Wednesday, September 08, 2004

(There's some wierdness going on with Blogger, I think. I tried to post a few things last night and watched helplessly while the indicator graphic spun in an endless loop; I finally gave up, signed off and went home. The items never showed up on the blog, but the posting appeared in the list of published entries that I can review when I publish new ones. So, my apologies if something appeared/disappeared/reappeared in the last 12 hours. I have no idea what's up.)

I sure hope Bush enjoyed his bounce --
because this won't be a good news week for him.

Happy to say I don't have one of these OB/GYNs --
From Reuters' "Oddly Enough" news, another puzzler from Bush: "We've got an issue in America. Too many good docs are getting out of business. Too many OB-GYNs aren't able to practice their love with women all across this country."

Josh Marshall noticed an interesting coincidence -- minutes after the AP yesterday noted the passing of our 1000th soldier in Iraq, Tom Ridge announced - not for the first time, of course - that terrorists hope to disrupt US elections. And Harvey Wasserman finds it unsurprising that there were no terrorist threats announced during the RNC -- despite several terrorist attacks:
But with passenger planes being blown out of the sky, hundreds of Russian children held hostage and hordes of protestors descending on New York, nothing could be allowed to disrupt media coverage of the Republicans' Hate Show.

Ridge gave the GOP had an alert-free Labor Day weekend to crow about the post-convention bounce that might have been Kerry's. Team Rove also floated its first notice of an election-timed "capture" of Osama bin Laden. As millions have predicted, after three years the Administration may have miraculously "tracked him down" just in time for the November vote.
(Here's a link to the "capture" story.)

Maybe his bifocals are upside-down? --Rummy tells us once again that the continued violence in Iraq is a sign of progress:
"The progress has prompted a backlash, in effect, from those who hope that at some point we might conclude that the pain and the cost of this fight isn't worth it," Rumsfeld told a Pentagon news conference. "Well, our enemies have underestimated our country, our coalition. They have failed to understand the character of our people. And they certainly misread our commander in chief."
While Rumsfeld was out of his cage, he also informed us that Iran is funding the Iraqi insurgents. (So, of course, we'll have to invade them.)

You don't say! --
How much MORE proof do we need that the commander-in-chief failed to fulfill his sworn responsibilities to the National Guard? Can we see some equal time advertising, now? Testimonials from Drunken Stateside Sons of Privilege for Plausible Deniability (abundant thanks due The Daily Show for helping us all laugh)?

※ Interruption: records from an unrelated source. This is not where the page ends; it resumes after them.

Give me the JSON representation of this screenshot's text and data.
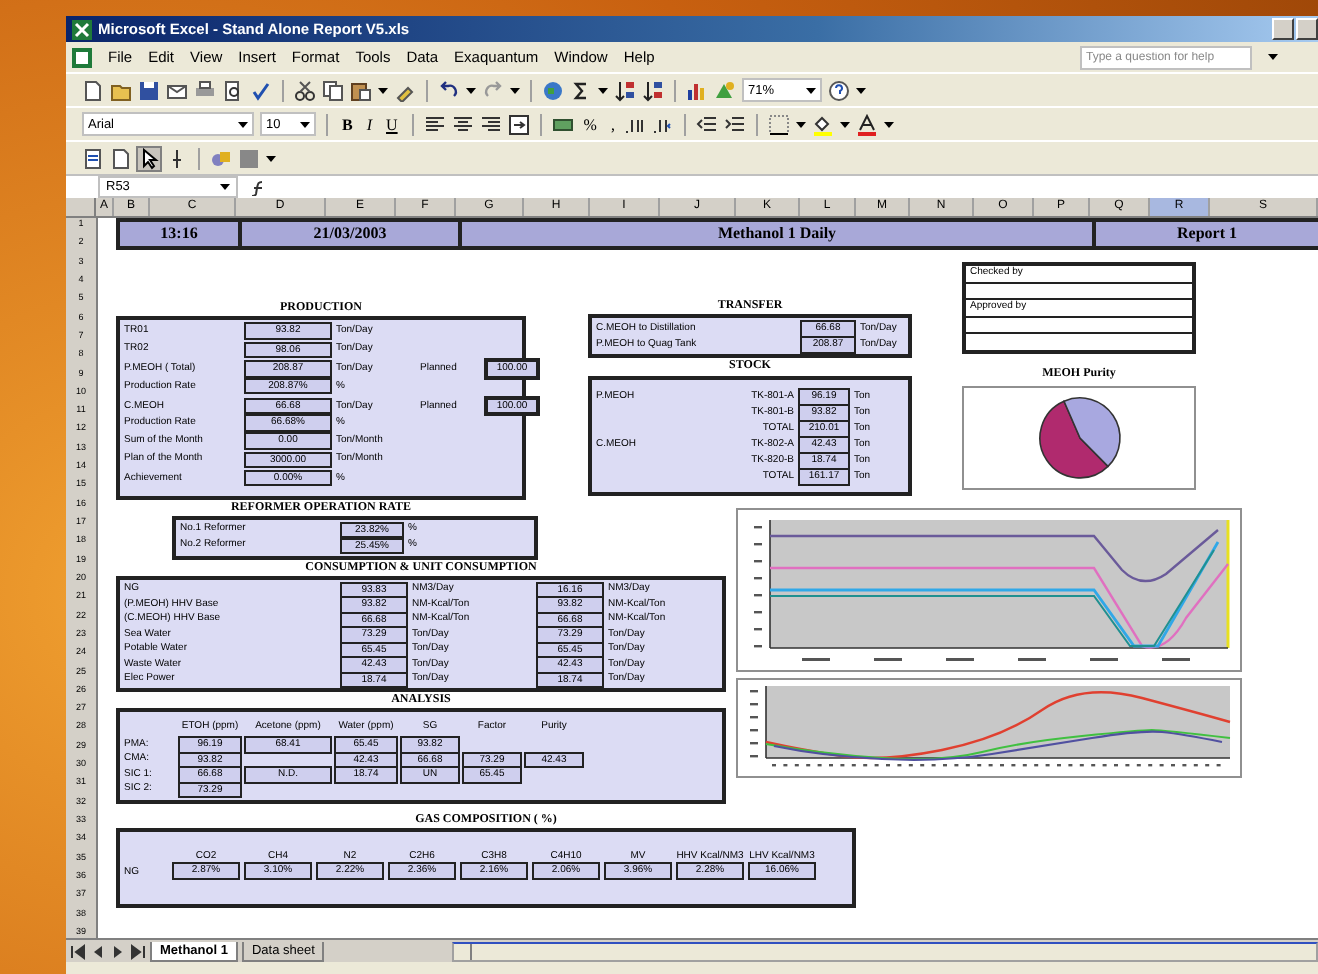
{
  "window": {
    "title": "Microsoft Excel - Stand Alone Report V5.xls"
  },
  "menu": [
    "File",
    "Edit",
    "View",
    "Insert",
    "Format",
    "Tools",
    "Data",
    "Exaquantum",
    "Window",
    "Help"
  ],
  "help_box": {
    "placeholder": "Type a question for help"
  },
  "toolbar": {
    "zoom": "71%",
    "font": "Arial",
    "font_size": "10",
    "format_buttons": [
      "B",
      "I",
      "U"
    ],
    "percent": "%",
    "comma": ","
  },
  "formula_bar": {
    "name_box": "R53"
  },
  "columns": [
    {
      "label": "A",
      "selected": false
    },
    {
      "label": "B",
      "selected": false
    },
    {
      "label": "C",
      "selected": false
    },
    {
      "label": "D",
      "selected": false
    },
    {
      "label": "E",
      "selected": false
    },
    {
      "label": "F",
      "selected": false
    },
    {
      "label": "G",
      "selected": false
    },
    {
      "label": "H",
      "selected": false
    },
    {
      "label": "I",
      "selected": false
    },
    {
      "label": "J",
      "selected": false
    },
    {
      "label": "K",
      "selected": false
    },
    {
      "label": "L",
      "selected": false
    },
    {
      "label": "M",
      "selected": false
    },
    {
      "label": "N",
      "selected": false
    },
    {
      "label": "O",
      "selected": false
    },
    {
      "label": "P",
      "selected": false
    },
    {
      "label": "Q",
      "selected": false
    },
    {
      "label": "R",
      "selected": true
    },
    {
      "label": "S",
      "selected": false
    }
  ],
  "row_numbers": [
    "1",
    "2",
    "3",
    "4",
    "5",
    "6",
    "7",
    "8",
    "9",
    "10",
    "11",
    "12",
    "13",
    "14",
    "15",
    "16",
    "17",
    "18",
    "19",
    "20",
    "21",
    "22",
    "23",
    "24",
    "25",
    "26",
    "27",
    "28",
    "29",
    "30",
    "31",
    "32",
    "33",
    "34",
    "35",
    "36",
    "37",
    "38",
    "39"
  ],
  "header": {
    "time": "13:16",
    "date": "21/03/2003",
    "title": "Methanol 1 Daily",
    "report": "Report 1"
  },
  "production": {
    "title": "PRODUCTION",
    "rows": [
      {
        "label": "TR01",
        "value": "93.82",
        "unit": "Ton/Day"
      },
      {
        "label": "TR02",
        "value": "98.06",
        "unit": "Ton/Day"
      },
      {
        "label": "P.MEOH ( Total)",
        "value": "208.87",
        "unit": "Ton/Day",
        "planned_label": "Planned",
        "planned": "100.00"
      },
      {
        "label": "Production Rate",
        "value": "208.87%",
        "unit": "%"
      },
      {
        "label": "C.MEOH",
        "value": "66.68",
        "unit": "Ton/Day",
        "planned_label": "Planned",
        "planned": "100.00"
      },
      {
        "label": "Production Rate",
        "value": "66.68%",
        "unit": "%"
      },
      {
        "label": "Sum of the Month",
        "value": "0.00",
        "unit": "Ton/Month"
      },
      {
        "label": "Plan of the Month",
        "value": "3000.00",
        "unit": "Ton/Month"
      },
      {
        "label": "Achievement",
        "value": "0.00%",
        "unit": "%"
      }
    ]
  },
  "transfer": {
    "title": "TRANSFER",
    "rows": [
      {
        "label": "C.MEOH to Distillation",
        "value": "66.68",
        "unit": "Ton/Day"
      },
      {
        "label": "P.MEOH to Quag Tank",
        "value": "208.87",
        "unit": "Ton/Day"
      }
    ]
  },
  "stock": {
    "title": "STOCK",
    "rows": [
      {
        "group": "P.MEOH",
        "tank": "TK-801-A",
        "value": "96.19",
        "unit": "Ton"
      },
      {
        "tank": "TK-801-B",
        "value": "93.82",
        "unit": "Ton"
      },
      {
        "tank": "TOTAL",
        "value": "210.01",
        "unit": "Ton"
      },
      {
        "group": "C.MEOH",
        "tank": "TK-802-A",
        "value": "42.43",
        "unit": "Ton"
      },
      {
        "tank": "TK-820-B",
        "value": "18.74",
        "unit": "Ton"
      },
      {
        "tank": "TOTAL",
        "value": "161.17",
        "unit": "Ton"
      }
    ]
  },
  "signoff": {
    "checked_label": "Checked by",
    "approved_label": "Approved by"
  },
  "purity_chart": {
    "title": "MEOH Purity"
  },
  "reformer": {
    "title": "REFORMER OPERATION RATE",
    "rows": [
      {
        "label": "No.1 Reformer",
        "value": "23.82%",
        "unit": "%"
      },
      {
        "label": "No.2 Reformer",
        "value": "25.45%",
        "unit": "%"
      }
    ]
  },
  "consumption": {
    "title": "CONSUMPTION & UNIT CONSUMPTION",
    "rows": [
      {
        "label": "NG",
        "value": "93.83",
        "unit": "NM3/Day",
        "value_2": "16.16",
        "unit_2": "NM3/Day"
      },
      {
        "label": "(P.MEOH) HHV Base",
        "value": "93.82",
        "unit": "NM-Kcal/Ton",
        "value_2": "93.82",
        "unit_2": "NM-Kcal/Ton"
      },
      {
        "label": "(C.MEOH) HHV Base",
        "value": "66.68",
        "unit": "NM-Kcal/Ton",
        "value_2": "66.68",
        "unit_2": "NM-Kcal/Ton"
      },
      {
        "label": "Sea Water",
        "value": "73.29",
        "unit": "Ton/Day",
        "value_2": "73.29",
        "unit_2": "Ton/Day"
      },
      {
        "label": "Potable Water",
        "value": "65.45",
        "unit": "Ton/Day",
        "value_2": "65.45",
        "unit_2": "Ton/Day"
      },
      {
        "label": "Waste Water",
        "value": "42.43",
        "unit": "Ton/Day",
        "value_2": "42.43",
        "unit_2": "Ton/Day"
      },
      {
        "label": "Elec Power",
        "value": "18.74",
        "unit": "Ton/Day",
        "value_2": "18.74",
        "unit_2": "Ton/Day"
      }
    ]
  },
  "analysis": {
    "title": "ANALYSIS",
    "columns": [
      "ETOH (ppm)",
      "Acetone (ppm)",
      "Water (ppm)",
      "SG",
      "Factor",
      "Purity"
    ],
    "rows": [
      {
        "label": "PMA:",
        "cells": [
          "96.19",
          "68.41",
          "65.45",
          "93.82",
          "",
          ""
        ]
      },
      {
        "label": "CMA:",
        "cells": [
          "93.82",
          "",
          "42.43",
          "66.68",
          "73.29",
          "42.43"
        ]
      },
      {
        "label": "SIC 1:",
        "cells": [
          "66.68",
          "N.D.",
          "18.74",
          "UN",
          "65.45",
          ""
        ]
      },
      {
        "label": "SIC 2:",
        "cells": [
          "73.29",
          "",
          "",
          "",
          "",
          ""
        ]
      }
    ]
  },
  "gas_composition": {
    "title": "GAS COMPOSITION ( %)",
    "row_label": "NG",
    "columns": [
      {
        "name": "CO2",
        "value": "2.87%"
      },
      {
        "name": "CH4",
        "value": "3.10%"
      },
      {
        "name": "N2",
        "value": "2.22%"
      },
      {
        "name": "C2H6",
        "value": "2.36%"
      },
      {
        "name": "C3H8",
        "value": "2.16%"
      },
      {
        "name": "C4H10",
        "value": "2.06%"
      },
      {
        "name": "MV",
        "value": "3.96%"
      },
      {
        "name": "HHV Kcal/NM3",
        "value": "2.28%"
      },
      {
        "name": "LHV Kcal/NM3",
        "value": "16.06%"
      }
    ]
  },
  "sheet_tabs": [
    {
      "label": "Methanol 1",
      "selected": true
    },
    {
      "label": "Data sheet",
      "selected": false
    }
  ]
}
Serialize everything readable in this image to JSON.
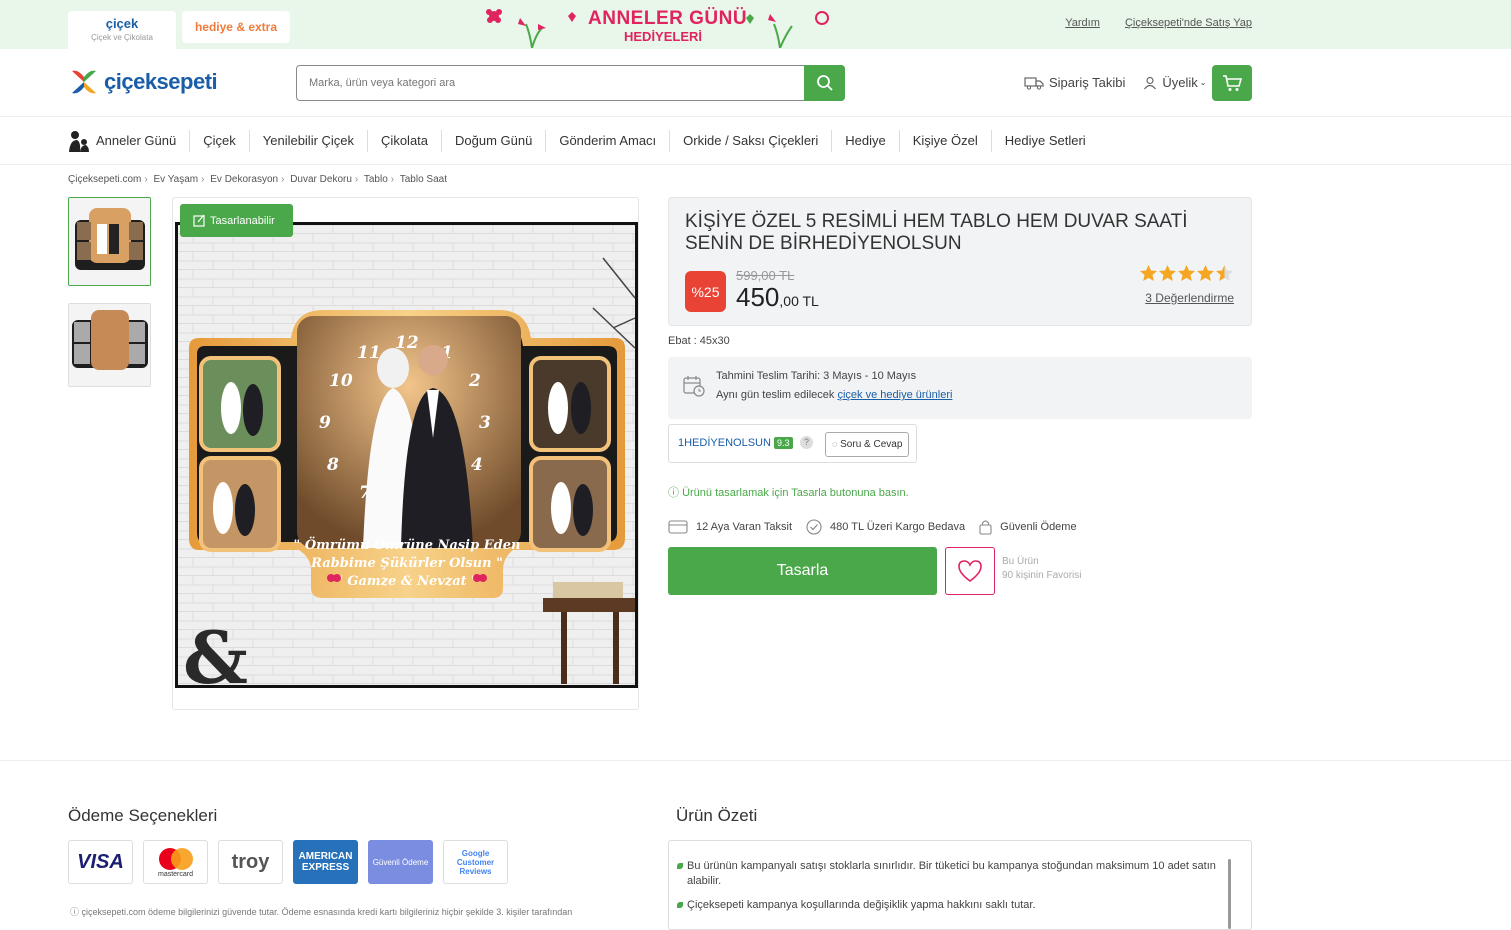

No tactic too revolting for Bush/Cheney --
Yesterday, Cheney informed us that if Americans don't vote for Bush/Cheney in November "then the danger is we'll get hit again and we'll be hit in a way that'll be devastating from the standpoint of the United States..." (Atrios had the best response so far: "I can't be the only one who remembers what happened the last time those two were put into office.") I listened to "Good Morning America" news this morning while I readied for work, and heard an idiot reporter tell us that Cheney raised hackles yesterday when he "seemed to say" that voting for Kerry would invite another terrorist attack. SEEMED to say?! He DID say it, despite Bushie administration spinners' efforts to reinterpret the comments: "Whoever is elected in November faces the prospect of another terrorist attack... The question is whether or not the right policies are in place to best protect our country. That's what the vice president was saying." No, actually, that doesn't sound anything like what he said.

Dick Cheney, selfless afterall --
Juan Cole thinks Cheney's obsession to invade Iraq wasn't merely to enrich Halliburton, but to permanently install the Right:
I suspect (Cheney's eagerness) is political. Not all corporations make money on war. Some actually lose money. But Halliburton, Bechtel and a few other components of the Military Industrial Complex do benefit from war. Strengthening that sector of the American economy strengthens the political Right. Turning the Republic into a praetorian state would permanently yield profits for the military industrial complex in such a way as to create a permanent Republican dominance of all the branches of the US government.

The Rolling Stone Dick "Destroyer" Cheney Retrospective --
starts this way:
Should George W. Bush win this election, it will give him the distinction of being the first occupant of the White House to have survived naming Dick Cheney to a post in his administration.
Read the whole thing; it's a miraculous story of how far you can go despite destroying everything you touch. No wonder these two work so "well" together.

Taking a page from the Cheney Energy Advisory Committee-Stacking manual --
CA Governor Schwarzenegger has allowed Chevron to shape refinery policies in the sweeping California Performance Review project.

1 Comments:

Blogger mizm said...

Hellooooo? Testing, 1, 2, 3... Is this thing on? (A couple people have said they were having trouble with the comment thingie. I'm not.)